Millie Bobby Brown rompe il silenzio sul finale di Undici in Stranger Things 5

Il finale di Undici in Stranger Things 5 ha spaccato il pubblico come una mazza chiodata nei denti, e ora finalmente Millie Bobby Brown ha deciso di dire la sua.

Dopo giorni di silenzio totale su Stranger Things, l’attrice ha commentato l’epilogo del personaggio che l’ha resa una star globale, lasciando però aperta quella cazzo di ferita che Netflix e i Duffer Brothers hanno deliberatamente deciso di non chiudere.

Attenzione: spoiler grossi come Hawkins da qui in avanti.

Stranger Things 5 e il destino di Undici: sacrificio o illusione?

Il finale di Stranger Things non punta tutto sulla battaglia contro Vecna o sul Mind Flayer, ma su un epilogo lungo, lento e doloroso che mette al centro Undici e la sua possibile morte.
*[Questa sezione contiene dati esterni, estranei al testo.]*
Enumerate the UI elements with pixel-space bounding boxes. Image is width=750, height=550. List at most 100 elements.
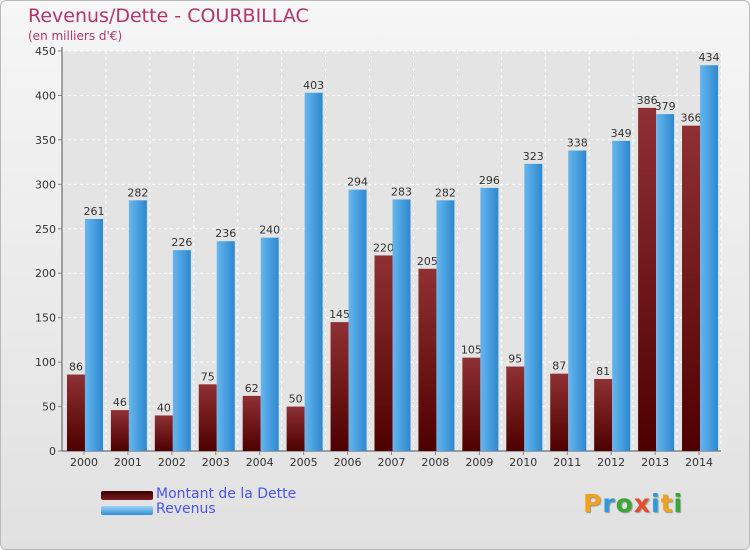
x-tick-label: 2013 (641, 456, 669, 469)
data-label-revenus: 240 (259, 224, 280, 237)
data-label-dette: 46 (113, 396, 127, 409)
data-label-dette: 205 (417, 255, 438, 268)
x-tick-label: 2003 (202, 456, 230, 469)
proxiti-logo: Proxiti (583, 489, 683, 518)
data-label-dette: 87 (552, 360, 566, 373)
x-tick-label: 2006 (334, 456, 362, 469)
data-label-revenus: 282 (435, 186, 456, 199)
bar-revenus (172, 250, 191, 451)
data-label-revenus: 379 (655, 100, 676, 113)
data-label-revenus: 323 (523, 150, 544, 163)
data-label-dette: 105 (461, 344, 482, 357)
bar-revenus (524, 163, 543, 451)
logo-letter: i (651, 489, 661, 518)
bar-revenus (216, 241, 235, 451)
x-tick-label: 2010 (509, 456, 537, 469)
bar-dette (550, 373, 569, 451)
bar-revenus (128, 200, 147, 451)
y-tick-label: 350 (35, 134, 56, 147)
legend-label-revenus: Revenus (156, 501, 216, 517)
y-tick-label: 250 (35, 223, 56, 236)
data-label-revenus: 282 (127, 186, 148, 199)
logo-letter: x (633, 489, 651, 518)
bar-dette (330, 322, 349, 451)
logo-letter: P (583, 489, 603, 518)
data-label-dette: 366 (681, 112, 702, 125)
bar-revenus (436, 200, 455, 451)
bar-dette (286, 406, 305, 451)
bar-revenus (392, 199, 411, 451)
x-tick-label: 2011 (553, 456, 581, 469)
bar-dette (462, 357, 481, 451)
data-label-dette: 86 (69, 361, 83, 374)
data-label-revenus: 338 (567, 137, 588, 150)
x-tick-label: 2014 (685, 456, 713, 469)
bar-revenus (348, 189, 367, 451)
bar-dette (418, 268, 437, 451)
bar-dette (638, 107, 657, 451)
x-tick-label: 2009 (465, 456, 493, 469)
y-tick-label: 150 (35, 312, 56, 325)
legend-label-dette: Montant de la Dette (156, 486, 297, 502)
bar-dette (594, 379, 613, 451)
y-tick-label: 300 (35, 178, 56, 191)
bar-dette (154, 415, 173, 451)
bar-revenus (480, 187, 499, 451)
legend-swatch-dette (101, 491, 153, 500)
data-label-dette: 40 (157, 401, 171, 414)
bar-revenus (84, 219, 103, 451)
data-label-dette: 145 (329, 308, 350, 321)
data-label-dette: 75 (201, 370, 215, 383)
bar-revenus (656, 114, 675, 451)
x-tick-label: 2007 (378, 456, 406, 469)
y-tick-label: 0 (49, 445, 56, 458)
data-label-revenus: 403 (303, 79, 324, 92)
x-tick-label: 2001 (114, 456, 142, 469)
bar-revenus (304, 92, 323, 452)
bar-revenus (568, 150, 587, 452)
bar-revenus (612, 140, 631, 451)
data-label-revenus: 226 (171, 236, 192, 249)
data-label-revenus: 294 (347, 176, 368, 189)
data-label-revenus: 296 (479, 174, 500, 187)
chart-title: Revenus/Dette - COURBILLAC (28, 5, 309, 27)
data-label-dette: 220 (373, 241, 394, 254)
data-label-dette: 95 (508, 353, 522, 366)
logo-letter: o (615, 489, 634, 518)
bar-dette (66, 374, 85, 451)
x-tick-label: 2000 (70, 456, 98, 469)
y-tick-label: 200 (35, 267, 56, 280)
y-tick-label: 400 (35, 89, 56, 102)
bar-dette (198, 384, 217, 451)
x-tick-label: 2005 (290, 456, 318, 469)
bar-revenus (260, 237, 279, 451)
data-label-dette: 62 (245, 382, 259, 395)
logo-letter: i (673, 489, 684, 518)
x-tick-label: 2008 (421, 456, 449, 469)
data-label-revenus: 283 (391, 185, 412, 198)
logo-letter: r (602, 489, 616, 518)
y-tick-label: 50 (42, 401, 56, 414)
chart-subtitle: (en milliers d'€) (28, 29, 123, 43)
bar-dette (682, 125, 701, 452)
bar-revenus (700, 65, 719, 451)
y-tick-label: 100 (35, 356, 56, 369)
data-label-dette: 81 (596, 365, 610, 378)
bar-dette (506, 366, 525, 451)
x-tick-label: 2002 (158, 456, 186, 469)
data-label-revenus: 434 (699, 51, 720, 64)
legend-swatch-revenus (101, 506, 153, 515)
data-label-revenus: 236 (215, 227, 236, 240)
bar-dette (242, 395, 261, 451)
x-tick-label: 2012 (597, 456, 625, 469)
x-tick-label: 2004 (246, 456, 274, 469)
y-tick-label: 450 (35, 45, 56, 58)
logo-letter: t (660, 489, 674, 518)
bar-dette (110, 410, 129, 451)
data-label-dette: 50 (289, 393, 303, 406)
bar-dette (374, 255, 393, 451)
data-label-revenus: 349 (611, 127, 632, 140)
data-label-dette: 386 (637, 94, 658, 107)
Dopo lo scontro finale, la squadra di Hawkins finisce in un’imboscata guidata dalla dottoressa Kay, interpretata da Linda Hamilton, pronta a rimettere le mani su Undici per continuare i suoi esperimenti di merda. Tutto sembra finito.

Poi succede l’irreversibile: Undici resta dall’altra parte del portale, mentre il nucleo del Sottosopra sta per essere distrutto. Agli occhi di tutti è morta. Fine. Sipario.

Ma no, Stranger Things non poteva lasciarci senza un ultimo pugno emotivo.

La teoria di Mike cambia tutto (o forse no)

Secondo Mike Wheeler, interpretato da Finn Wolfhard, quello che abbiamo visto potrebbe essere un’illusione. Un trucco orchestrato da Kali, la sorella “dimenticata” di Undici, capace di manipolare la percezione e creare visioni false.

La teoria racconta che Undici sia sopravvissuta e si sia rifugiata in un luogo isolato, lontano da tutto e da tutti, finalmente in pace dopo una vita di torture, laboratori e traumi. Una fine dolceamara, sì, ma almeno non una morte definitiva.

L’altra opzione è molto più brutale: Undici è davvero morta, e la teoria di Mike è solo un modo disperato per non accettare la perdita. Ed è proprio qui che la serie ti prende a calci nello stomaco senza chiedere permesso.

Millie Bobby Brown voleva questo finale per Undici

Intervistata da Tudum, Millie Bobby Brown ha detto chiaramente una cosa: per lei era fondamentale che la sofferenza di Undici finisse. Non importa come, non importa se con la morte o con una fuga definitiva.

Secondo l’attrice, ogni elemento del finale ha un senso preciso, compreso il possibile intervento di Kali. Nulla è lasciato lì a caso, anche se Netflix fa finta di giocare al “decidete voi”.

Millie non conferma né smentisce la morte di Undici, e lo fa apposta. Perché Stranger Things non voleva una risposta secca, voleva una ferita aperta, una discussione infinita, un finale che continua a vivere anche dopo i titoli di coda.

E diciamolo: funziona dannatamente bene.

Il finale di Undici in Stranger Things divide (e continuerà a farlo)

Nemmeno i Duffer hanno intenzione di chiarire la verità. Alcuni membri del cast, come Sadie Sink, sono convinti che Undici si sia sacrificata davvero. Altri preferiscono credere alla via della sopravvivenza.

Ed è proprio questa ambiguità il vero colpo di genio: Stranger Things non ti dà pace, non ti dà certezze, non ti consola. Ti lascia lì, a discutere, a litigare, a ripensarci alle tre di notte.

Undici è morta? O è finalmente libera?

La verità è che Stranger Things 5 ha scelto di non scegliere, e forse è proprio questo il finale più coerente possibile.